MPAA Classification:

R (Sexual Situations, Nudity)

Theatrical Aspect Ratio:

1.85:1

Cast:

Linus Roache, Tom Wilkinson, Cathy Tyson, Robert Carlyle, Christine Tremarco, Robert Pugh, Lesley Sharp, James Ellis

Director:

Antonia Bird

Screenplay:

Jimmy McGovern

Cinematography:

Fred Tammes

Music:

Andy Roberts

U.S. Distributor:

Miramax Films

Subtitles:

none


The Catholic community's outcry against Priest has already begun, and it will doubtlessly become more intense before it abates. One of the most disturbing elements of any organized protest of this sort is that most of those involved will not have seen the picture in question. Another equally unfortunate byproduct is that, as was the case with The Last Temptation of Christ, the movie itself may get lost somewhere in the resulting polarization. If that happens, it will be a shame, because Priest has a lot to say, and doesn't deserve to be hamstrung by those who miss the point or have no idea what they're talking about.

The main character is Father Greg Pilkington (Linus Roache), a by-the-book, straightlaced Roman Catholic priest who is new to a rural parish in Great Britain. Father Greg is the sort who believes his job is to give moral advice, not act as a social activist -- a charge he levels against fellow priest Father Matthew Thomas (Tom Wilkinson).

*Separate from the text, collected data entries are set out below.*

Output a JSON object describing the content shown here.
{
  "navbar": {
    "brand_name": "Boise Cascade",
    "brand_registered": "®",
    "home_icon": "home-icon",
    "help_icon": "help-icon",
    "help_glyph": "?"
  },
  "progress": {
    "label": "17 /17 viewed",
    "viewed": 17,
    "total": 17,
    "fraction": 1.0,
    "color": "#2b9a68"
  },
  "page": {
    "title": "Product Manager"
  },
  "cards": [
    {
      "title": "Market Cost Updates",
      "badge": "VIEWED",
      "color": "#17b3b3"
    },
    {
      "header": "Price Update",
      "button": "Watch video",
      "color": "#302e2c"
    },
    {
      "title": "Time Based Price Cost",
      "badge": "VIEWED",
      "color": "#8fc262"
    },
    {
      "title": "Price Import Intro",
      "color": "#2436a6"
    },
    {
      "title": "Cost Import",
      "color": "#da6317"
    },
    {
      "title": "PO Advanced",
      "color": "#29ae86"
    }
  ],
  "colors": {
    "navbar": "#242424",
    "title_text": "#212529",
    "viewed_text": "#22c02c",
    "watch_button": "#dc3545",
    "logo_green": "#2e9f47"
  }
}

While trying to serve his flock, however, Father Greg has his own personal demons to wrestle. Not only is he unable to keep his vow of celibacy, he breaks it with another man -- something many of his less-tolerant parishioners would surely view as an "abomination" if they learned of it. Even as he struggles with his sexual identity and its implications, Father Greg is forced to endure an additional crisis of faith when a fourteen year old girl (Christine Tremarco) comes to him under the seal of confession and admits to being sexually molested by her father.

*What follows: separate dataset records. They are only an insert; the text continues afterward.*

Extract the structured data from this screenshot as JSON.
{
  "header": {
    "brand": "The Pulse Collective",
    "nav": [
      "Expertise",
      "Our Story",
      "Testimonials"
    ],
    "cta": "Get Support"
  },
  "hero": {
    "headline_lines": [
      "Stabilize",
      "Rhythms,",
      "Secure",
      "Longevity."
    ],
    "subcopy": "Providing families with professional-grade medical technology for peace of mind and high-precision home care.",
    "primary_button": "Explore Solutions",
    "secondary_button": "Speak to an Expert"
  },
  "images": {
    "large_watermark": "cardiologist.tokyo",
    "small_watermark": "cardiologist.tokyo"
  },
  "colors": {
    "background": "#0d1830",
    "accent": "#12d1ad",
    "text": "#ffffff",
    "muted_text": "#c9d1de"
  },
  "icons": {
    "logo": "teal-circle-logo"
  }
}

There is nothing in Priest that hasn't appeared in recent newspaper accounts, which makes the Catholic League's opposition to the film somewhat ludicrous, not to mention hypocritical. Perhaps they feel threatened by Priest's depiction of men of the cloth as flawed human beings rather than as icons. Certainly, the men who don the collar here are not perfect, but neither are they lunatics, Epicureans, or devils.

Jimmy McGovern's script does an excellent job of dovetailing the two main elements of the film -- Greg's homosexuality and Lisa's sexual abuse -- into a compelling whole, often using unexpected bursts of humor to keep the level of tension from becoming too intense. Arguably, the more stirring story centers on the priest's battles with his conscience over how to help Lisa, but this film wouldn't have the same emotional resonance without the other pieces. In fact, the final scene incorporates several threads into a moment that, while perhaps a little overdone, is nonetheless powerful.

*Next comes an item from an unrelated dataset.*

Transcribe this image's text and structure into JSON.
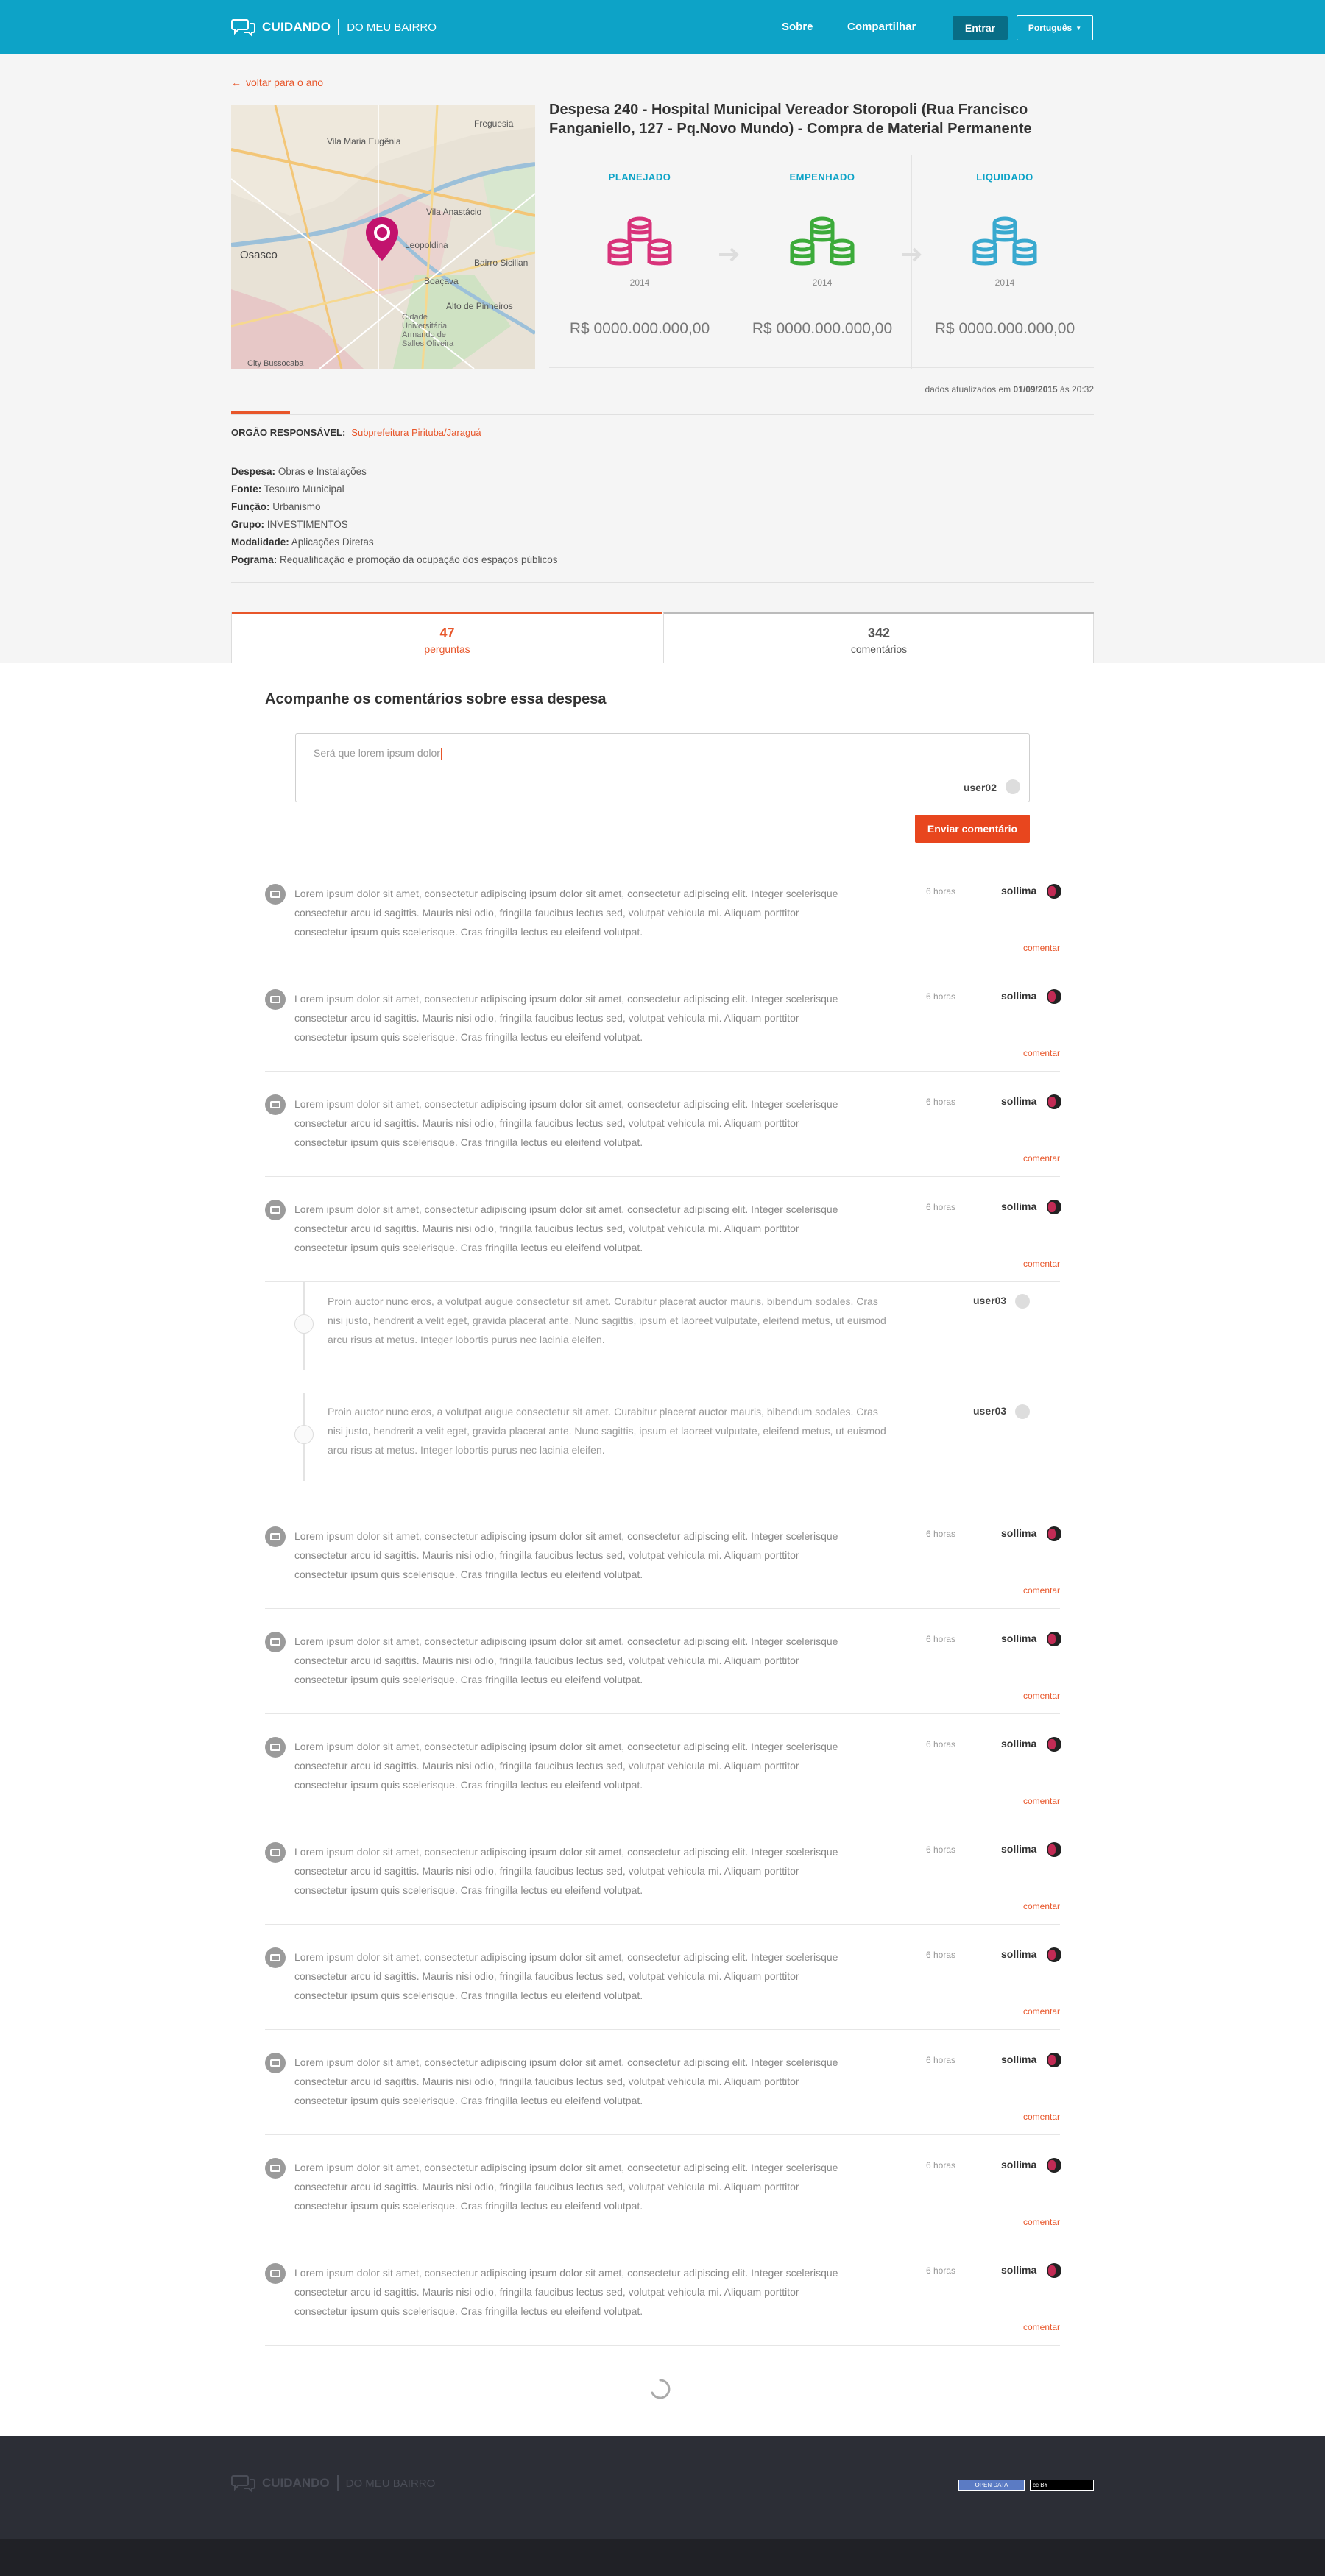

Priest addresses both social and religious themes. At its core, however, is the question of absolute certainty versus faith. There is, of course, no answer to most of the questions that Greg agonizes over, but these -- such as how Christ could expect him to keep silent when that silence condemns a girl to continued suffering -- are presented for the audience's consideration. It is by his reaction to the issues that Greg's true character is slowly revealed. It doesn't take long for us to realize that our first impression of the man is as false as his facade.

Linus Roache gives a multi-layered portrayal of Father Greg, presenting a character we can accept equally as a spiritual advisor and as the tortured man beneath the collar. Tom Wilkinson is more understated, but no less real, at Father Matthew, the older priest who accepts Greg's confidences without judging him. Christine Tremarco is chillingly believable as Lisa, and Robert Pugh radiates menace as her father -- a man who gives a horrifyingly logical explanation for his activities.

Provocative films like Priest rarely arrive without creating some sort of controversy. By not compromising her vision (which is similar to that of fellow British film maker Ken Loach), director Antonia Bird has fashioned a picture that not only stirs up a hornet's nest of timely and volatile spiritual issues, but faces up to homosexuality and incest with a frankness which few films dare. Priest is effective not only because of all the ground it traverses, but because the final turn brings closure without excess.